São mais de 80 casamentos por semana, apenas nos cartórios de Samambaia e Ceilândia. Somente neste ano, fez 200 celebrações coletivas no Estádio Nacional Mané Garrincha e no São João do Cerrado, lugares onde atua há oito anos. Pelos números, não é de se espantar que a chamem de juíza casamenteira.
Na pequena sala do cartório cabem pouco menos de 40 pessoas, mas antes mesmo de abrir, às 9h, os noivos, testemunhas e familiares se aglomeram em frente ao prédio do 6º Ofício de Registro Civil, Títulos e Documentos e Pessoas Jurídicas, em Samambaia. Elas aparecem com produção digna de um dia de casamento. Penteado, salto alto, maquiagem e arranjo no cabelo. Eles, de roupa social, cabelo e barba bem feitos. Os convidados não ficam atrás: todos arrumados para o grande dia.
Enquanto aguardam a entrada quase triunfal da juíza, balançam as pernas e mexem as mãos. Os seis casais da vez, sentados juntos, se entreolham e demonstram sinais de ansiedade. “Olá, eu sou Abiail Ferreira e estou aqui para torná-los um só”, afirma, ao entrar.
Nada de conto de fadas
O poder a ela investido está estampado na faixa com as cores do Brasil que carrega no ombro. O sorriso no rosto é outro “acessório” que não tira em nenhum momento. Mas antes de transformar os noivos em marido e mulher, há um discurso de quase uma hora. Com a própria experiência, ela avisa: a vida não é um conto de fadas.

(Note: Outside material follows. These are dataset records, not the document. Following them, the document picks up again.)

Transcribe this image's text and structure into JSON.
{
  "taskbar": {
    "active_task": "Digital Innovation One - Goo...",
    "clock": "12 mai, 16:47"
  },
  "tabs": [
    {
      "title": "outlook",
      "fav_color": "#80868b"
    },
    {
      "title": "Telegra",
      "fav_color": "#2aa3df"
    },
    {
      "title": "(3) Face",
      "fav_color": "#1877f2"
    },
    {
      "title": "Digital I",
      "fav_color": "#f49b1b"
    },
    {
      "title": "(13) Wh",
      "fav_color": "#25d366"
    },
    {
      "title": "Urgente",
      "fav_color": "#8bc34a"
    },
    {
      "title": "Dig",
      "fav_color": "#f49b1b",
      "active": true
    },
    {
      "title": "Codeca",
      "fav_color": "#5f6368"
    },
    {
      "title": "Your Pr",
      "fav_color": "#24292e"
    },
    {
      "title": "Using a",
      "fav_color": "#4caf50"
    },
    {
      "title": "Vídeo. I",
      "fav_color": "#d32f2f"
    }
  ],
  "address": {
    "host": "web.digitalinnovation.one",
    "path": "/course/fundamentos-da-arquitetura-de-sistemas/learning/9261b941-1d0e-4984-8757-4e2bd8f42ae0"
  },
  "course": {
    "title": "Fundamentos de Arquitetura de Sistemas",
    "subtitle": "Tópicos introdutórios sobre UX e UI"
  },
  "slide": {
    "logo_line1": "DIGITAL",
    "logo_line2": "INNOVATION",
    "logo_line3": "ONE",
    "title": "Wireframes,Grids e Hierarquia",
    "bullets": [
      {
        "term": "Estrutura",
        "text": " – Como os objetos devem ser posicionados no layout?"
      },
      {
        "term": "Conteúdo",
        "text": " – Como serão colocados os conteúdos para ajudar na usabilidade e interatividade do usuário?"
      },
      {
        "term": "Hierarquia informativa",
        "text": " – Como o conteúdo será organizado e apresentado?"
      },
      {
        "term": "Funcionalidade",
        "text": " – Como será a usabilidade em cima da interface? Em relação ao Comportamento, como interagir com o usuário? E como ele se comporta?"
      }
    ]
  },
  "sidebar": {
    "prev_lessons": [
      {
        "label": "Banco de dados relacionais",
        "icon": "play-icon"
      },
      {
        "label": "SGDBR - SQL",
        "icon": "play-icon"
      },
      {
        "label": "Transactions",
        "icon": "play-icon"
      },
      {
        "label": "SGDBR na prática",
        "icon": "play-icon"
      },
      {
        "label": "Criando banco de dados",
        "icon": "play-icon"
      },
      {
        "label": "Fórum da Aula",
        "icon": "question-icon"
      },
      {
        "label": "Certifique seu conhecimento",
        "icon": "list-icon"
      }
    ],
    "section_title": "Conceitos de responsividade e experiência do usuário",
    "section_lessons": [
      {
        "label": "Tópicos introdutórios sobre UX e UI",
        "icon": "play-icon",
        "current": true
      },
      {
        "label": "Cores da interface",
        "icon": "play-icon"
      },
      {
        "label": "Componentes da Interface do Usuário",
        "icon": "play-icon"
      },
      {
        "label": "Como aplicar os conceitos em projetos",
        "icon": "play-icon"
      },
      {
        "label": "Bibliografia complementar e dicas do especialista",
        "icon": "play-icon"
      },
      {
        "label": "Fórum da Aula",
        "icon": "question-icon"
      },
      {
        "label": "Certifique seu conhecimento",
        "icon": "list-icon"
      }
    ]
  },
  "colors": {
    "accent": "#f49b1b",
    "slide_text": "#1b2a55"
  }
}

União, diálogo e respeito. Estas palavras mais ditas são, para Abiail, as que trazem os conceitos mais importantes para um casamento. Mas se engana quem pensa que o discurso é seco, grosso ou rude. Vários sorrisos são arrancados da plateia durante a fala da juíza.
O fotógrafo Francisco Tavares, 60 anos, trabalha há 13 anos nas celebrações do cartório. “Nunca vi um juiz como a doutora Abiail. Ela conversa, aconselha, brinca e é sensível. E não tem medo de demorar um pouco mais. Os outros juízes são mais diretos. Falam muito pouco e vão direto ao ponto”, diz, revelando que muita gente já saiu daquela sala aos prantos de emoção.
Surpresa a noivos e convidados
Enquanto aguardam o momento de ouvir o famoso “em nome da lei, eu os declaro marido e mulher”, os noivos recebem, atentos, as recomendações da experiente juíza Abiail Ferreira. A espontaneidade costuma pegar os noivos de surpresa. “Eu não esperava um discurso como o que ela fez. Me senti até privilegiada e foi muito tocante”, revelou a recém-casada Kézia Alves de Lima, comerciária, 21, ao sair do cartório.
“Eu não esperava. Acreditava que ela falaria algo simbólico com apenas algumas palavras. Foi uma grata surpresa”, acrescentou o conferente Yuri Alves, 28.
A palestra da juíza não é direcionada apenas aos noivos, mas aos familiares, testemunhas e convidados. Há dicas de como encarar a nova fase e evitar conflitos. O casal Rayane de Souza e Claudiney aparecido, de 26 e 29 anos, dizem que vão levar para o resto da vida o que foi dito antes de trocarem alianças.